ÇMO İstanbul Şubesi Öğrenci Komisyonu’ndan kadınlar: “Kadınların iradesinin tanınmamasını asla kabul etmeyeceğiz”
Spread the love

Bizler TMMOB üyesi kadın öğrenciler olarak TMMOB 4. Kadın Kurultayı`nda yaşananlara ve sonraki süreçte TMMOB yönetim kurulunun tavır ve diline dair kendimizi açıklama yapma zorunluluğunda hissediyor, konuya ilişkin endişelerimizi sizlerle paylaşmak istiyoruz.

Bilindiği üzere üniversitelerimiz bilim ve demokrasi yönünden tehdit altındadır. Üniversitelerimiz bilimsel temelden yoksun bırakılmaya çalışıldığı gibi, üniversiteye dair taleplerimiz ve mesleğimize ya da ülkemize dair tartışmalarımız üniversite yönetimleri tarafından ‘sakıncalı` bulunmakta; üniversitesi için hak iddia eden öğrenciler cezalarla, kaba şiddetle, tehditle sindirilmeye çalışılmaktadır. Bütün bunların yöntemsel olarak birleştiği nokta ise şudur: Hak arayışında olan, kendini ifade etmek isteyen öğrencileri ötekileştirmek ve suçlulaştırmak.

Mühendislik öğrenciliğinde ‘kadın` olmanın ise bütün bunlara ek olarak ağır bir bedeli daha var. Mühendislik gibi toplumsal algıda ‘erkek` işi diye içselleştirilmiş bir meslek dalı yeterince ‘kadın` işi görülmemekte; kadın işi görülmeyen bu mesleğin eğitimindeki ‘ayrımcı` dil bizlere her koşulda hissettirilmektedir. Bazı mühendislik bölümlerindeki kadın/erkek oranı da aslında bu dilin henüz lise öğrencisiyken de kadın öğrencilere benimsetilmiş olduğunu gözler önüne sermektedir.

Bütün bu olumsuz tabloda üniversitelerimizi daha yaşanılabilir bir yer haline getirmeye çalışan bizler henüz öğrenciyken tanıştığımız TMMOB`ye ‘başka bir dünya mümkün` diyerek sırtımızı yasladık ve TMMOB`nin iç demokrasisinden, bilimsel ve etik yapısından, ‘eşitlik` ilkesinden hiç şüphe duymadık.

TMMOB 4. Kadın Kurultayı`nda yaşananları ve ardındaki süreci dinleyip, okuyup, seyrettiğimizde ise büyük bir hayal kırıklığı yaşadık.
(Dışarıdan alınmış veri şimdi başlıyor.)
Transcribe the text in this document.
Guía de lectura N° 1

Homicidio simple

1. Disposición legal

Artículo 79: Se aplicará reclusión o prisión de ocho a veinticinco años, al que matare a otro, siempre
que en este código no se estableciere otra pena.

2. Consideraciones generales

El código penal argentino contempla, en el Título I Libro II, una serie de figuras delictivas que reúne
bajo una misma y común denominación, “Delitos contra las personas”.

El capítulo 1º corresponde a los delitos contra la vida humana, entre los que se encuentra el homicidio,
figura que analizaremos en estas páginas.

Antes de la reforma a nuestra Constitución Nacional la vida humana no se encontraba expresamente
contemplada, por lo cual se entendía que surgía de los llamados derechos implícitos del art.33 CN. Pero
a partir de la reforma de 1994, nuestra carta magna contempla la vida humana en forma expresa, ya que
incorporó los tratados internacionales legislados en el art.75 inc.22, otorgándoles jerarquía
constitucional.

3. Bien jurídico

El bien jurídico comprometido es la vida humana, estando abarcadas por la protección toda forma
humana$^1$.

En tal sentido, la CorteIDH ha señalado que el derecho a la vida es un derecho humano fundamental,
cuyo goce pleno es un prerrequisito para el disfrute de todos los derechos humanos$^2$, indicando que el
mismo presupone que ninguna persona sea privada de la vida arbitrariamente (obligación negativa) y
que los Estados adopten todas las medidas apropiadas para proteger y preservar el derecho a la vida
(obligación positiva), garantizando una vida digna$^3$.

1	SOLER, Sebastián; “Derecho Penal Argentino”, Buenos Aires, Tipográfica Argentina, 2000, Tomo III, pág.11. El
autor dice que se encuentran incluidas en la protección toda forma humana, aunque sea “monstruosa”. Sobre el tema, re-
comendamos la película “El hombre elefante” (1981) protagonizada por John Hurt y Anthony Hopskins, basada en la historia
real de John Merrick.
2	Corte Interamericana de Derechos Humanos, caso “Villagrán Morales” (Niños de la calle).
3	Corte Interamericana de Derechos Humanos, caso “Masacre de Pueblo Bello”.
Mesleki ve sosyal anlamda her türlü bilgiyi birbiriyle paylaşan, tartışan, tartıştıran; fakültelerinde yan yana, omuz omuza durup mesleki mücadele veren, ‘halkın mühendisleri olacağız` şiarıyla arkadaşlarını demokrasi ve eşitlik içinde örgütleyen üniversiteliler olarak; kampüste, yurtta, sınıfta, stajlarda şantiyelerde, ofislerde tacize, tecavüze uğrayan ve ısrarla susturulmaya çalışan kadınlar olarak mücadele ettiğimiz her yerde olduğu gibi TMMOB`de de konuşacağız.

Konuştuğumuz zaman ‘bir grup provokatör` ilan edilmek; ülkemiz iktidar dilinin bize ithaf ettiği bir sıfat ve bizim alışkın olduğumuz bir tutumdur. TMMOB`de konuştuğumuz zaman ‘bir grup provokatör` ilan edilmek ise; alışık olmadığımız, inanmakta zorlandığımız; kabul ve tahammül etmeyeceğimiz bir durumdur.

Sizler bizleri ‘geleceğimiz sizsiniz`e inandırdınız. Eğer gelecek bizsek ve biz geleceksek bilinmelidir ki: TMMOB içerisindeki farklı görüşlere olan tahammülsüz tutumu, protesto hakkının suçlulaştırılmasını, ötekileştiren dili, kadınların iradesinin tanınmamasını asla kabul etmeyeceğiz. Gelecek, Bugün`e diyor ki: Bu dilden vazgeçin, konuya ilişkin özeleştirinizi verin, ayrımcılık içeren ve hedef gösteren bütün yazılarınızı paylaşımdan kaldırın ve bizleri sizlere yeniden inandırın.

Kurultay sürecinde ve sonrasında hedef gösterilen tüm kadın meslektaşlarımızın yanında olacağımızı bildiririz. Tıpkı üniversitelerimizde olduğu gibi!